With such an impressive CV it’s hardly surprising that last year the firm posted, for the 9th consecutive year, record financial results, with revenues of $2.17 billion. With this 8.6% increase on the previous year 49 lawyers across 26 of the firm’s offices were promoted to shareholder, with a further 31 elevated to counsel or local partners, four of whom hailed from the London contingent.
If all of this stardom and graft is at all intimidating, fear not, we’re assured that those at Greenberg Traurig are actually a pretty nice bunch. All insiders scored the peer and superior support and approachability available at the firm well, one spy praising that “everyone from the trainees to the most senior shareholders are approachable and willing to provide support and answer questions”. What’s more, where better to work with pop stars and global corporations than in the Shard?
It seems to be this environment that is keeping the rookies happy in spite of their often 10-12 hours days.

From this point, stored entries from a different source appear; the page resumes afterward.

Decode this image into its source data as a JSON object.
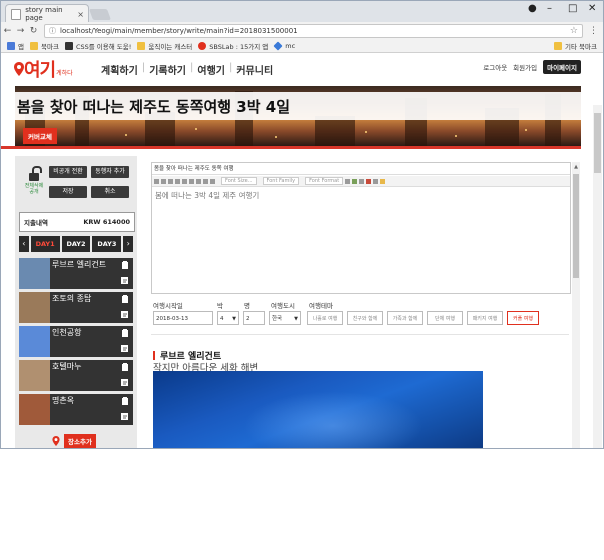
{
  "browser": {
    "tab_title": "story main page",
    "url": "localhost/Yeogi/main/member/story/write/main?id=2018031500001",
    "bookmarks": [
      "앱",
      "북마크",
      "CSS를 이용해 도움!",
      "움직이는 캐스터",
      "SBSLab : 15가지 앱",
      "mc"
    ],
    "bookmarks_right": "기타 북마크"
  },
  "site": {
    "logo_big": "여기",
    "logo_small": "계하다",
    "nav": [
      "계획하기",
      "기록하기",
      "여행기",
      "커뮤니티"
    ],
    "toplinks": {
      "logout": "로그아웃",
      "join": "회원가입",
      "mypage": "마이페이지"
    }
  },
  "banner": {
    "title": "봄을 찾아 떠나는 제주도 동쪽여행 3박 4일",
    "cover_button": "커버교체"
  },
  "sidebar": {
    "lock_label": "전체삭제 공개",
    "buttons": {
      "private": "비공개 전환",
      "companion": "동행자 추가",
      "save": "저장",
      "cancel": "취소"
    },
    "expense_label": "지출내역",
    "expense_value": "KRW 614000",
    "days": [
      "DAY1",
      "DAY2",
      "DAY3"
    ],
    "active_day": "DAY1",
    "places": [
      {
        "name": "루브르 엘리건트",
        "thumb_color": "#6a8ab0"
      },
      {
        "name": "조토의 종탑",
        "thumb_color": "#9a7a5a"
      },
      {
        "name": "인천공항",
        "thumb_color": "#5a8ad8"
      },
      {
        "name": "호텔마누",
        "thumb_color": "#b09070"
      },
      {
        "name": "명촌옥",
        "thumb_color": "#a05a3a"
      }
    ],
    "add_place": "장소추가"
  },
  "editor": {
    "title": "봄을 찾아 떠나는 제주도 동쪽 여행",
    "font_size": "Font Size...",
    "font_family": "Font Family",
    "font_format": "Font Format",
    "body": "봄에 떠나는 3박 4일 제주 여행기"
  },
  "form": {
    "labels": {
      "start": "여행시작일",
      "nights": "박",
      "people": "명",
      "city": "여행도시",
      "theme": "여행테마"
    },
    "start_value": "2018-03-13",
    "nights_value": "4",
    "people_value": "2",
    "city_value": "한국",
    "themes": [
      "나홀로 여행",
      "친구와 함께",
      "가족과 함께",
      "단체 여행",
      "패키지 여행",
      "커플 여행"
    ],
    "selected_theme": "커플 여행"
  },
  "place_detail": {
    "heading": "루브르 엘리건트",
    "description": "작지만 아름다운 세화 해변"
  },
  "colors": {
    "accent": "#e0301e",
    "dark": "#2a2a2a"
  }
}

Whilst it is accepted that work/life balance varies across the firm and time of year depending upon demand, one junior was happy to report that “when I am required to work late I am never doing it on my own, the entire team is collaborative and working together”.
Whilst neither the perks nor tech on offer set the firm apart from its competition, hopeful trainees will be glad to know that when it comes to working from home, they won’t be disappointed. “Our facilities team are great at getting us whatever we need, whether it be a desk, monitors or an office chair”, even when rookies leave the Shard, the luxury experience continues.
Other points of note include the firm’s carbon neutral status and its use of 100% renewable energy for its 35 US offices. This social good is in addition to a strong pro bono practice, assisting non-profit organisations, families and children, immigrants, refugees, the LGBTQ+ community, veterans, and taking on a variety of human rights cases and issues as well as criminal work.